Steve Jobs: One Last Thing
(PBS)

This 60-minute PBS special about the late Apple founder takes the measure of the man as a visionary, colleague and competitor, not skimping on his less attractive side, such as his feud with Bill Gates (who comes off fairly well here) and petty egotism when it came to movie studio Pixar’s success. But there is also a sense of admiration and awe for Jobs, who transformed the computer age into familiar and useable for everyone, for better or worse. It would have interesting to hear more about his indebtedness to the Beatles beyond simply him quoting a McCartney lyric while sharing a stage with Gates, though.

CDs of the Week
Diana Damrau, Liszt Songs and
Veronique Gens, Tragediennes 3

(Virgin Classics)
These tremendous singers give impressive vocal performances: German soprano Damrau sings German and Italian songs of Franz Liszt with expressiveness and intelligence, while French soprano Gens--on her third disc of tragic opera heroines--skillfully uses her dramatic range in excerpts from French operas from the 18th century (Mehul, Gluck) and 19th century (Berlioz, Meyerbeer), with some rarities thrown in for good measure, like Saint-Saens’ Henry VIII and Verdi’s French-language version of Don Carlos.
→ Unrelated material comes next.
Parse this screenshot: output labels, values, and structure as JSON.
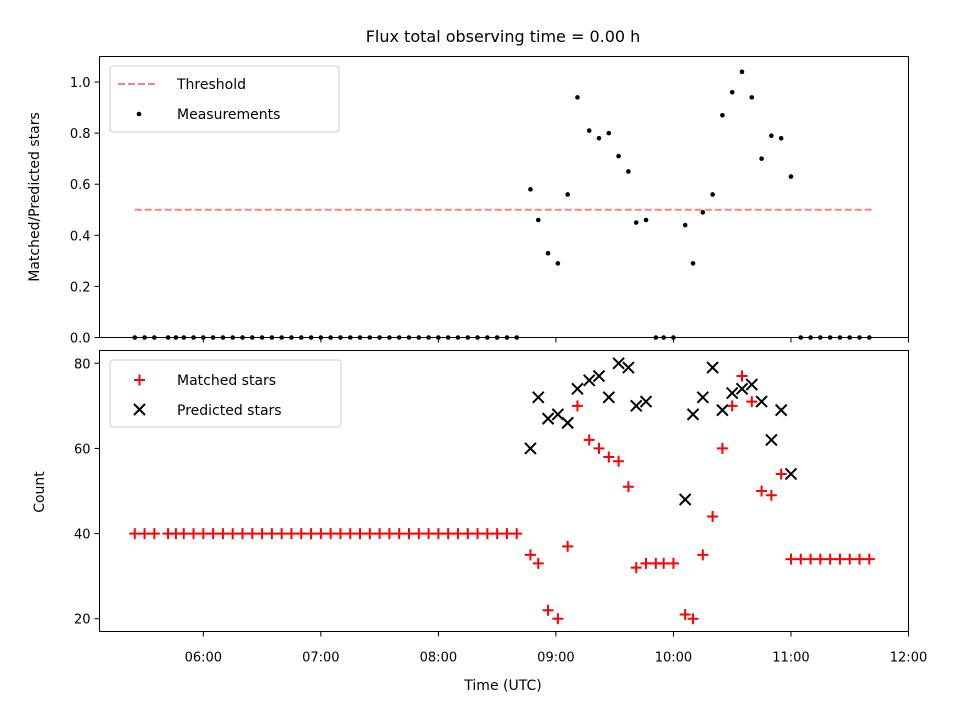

Rautavaara, Music for Children’s Choir
(Ondine)

One of the two great living Finnish composers--Aulis Sallinen is the other--Einojuhani Rautavaara has written substantive works in genres ranging from opera to chamber music, so that it’s no surprise that he’s also a master at works for children’s choir as well. Included in this superb release are an imposing one-act opera, Marjatta, The Lowly Maiden; an electrifying Children’s Mass; and several shorter but far from shallow pieces like Suite de Lorca, based on texts by Garcia Lorca. Singing beautifully throughout is the Tapiola Choir, accompanied by conductor Pasi Hyokki and the Tapiola Youth Symphony Orchestra in the Mass.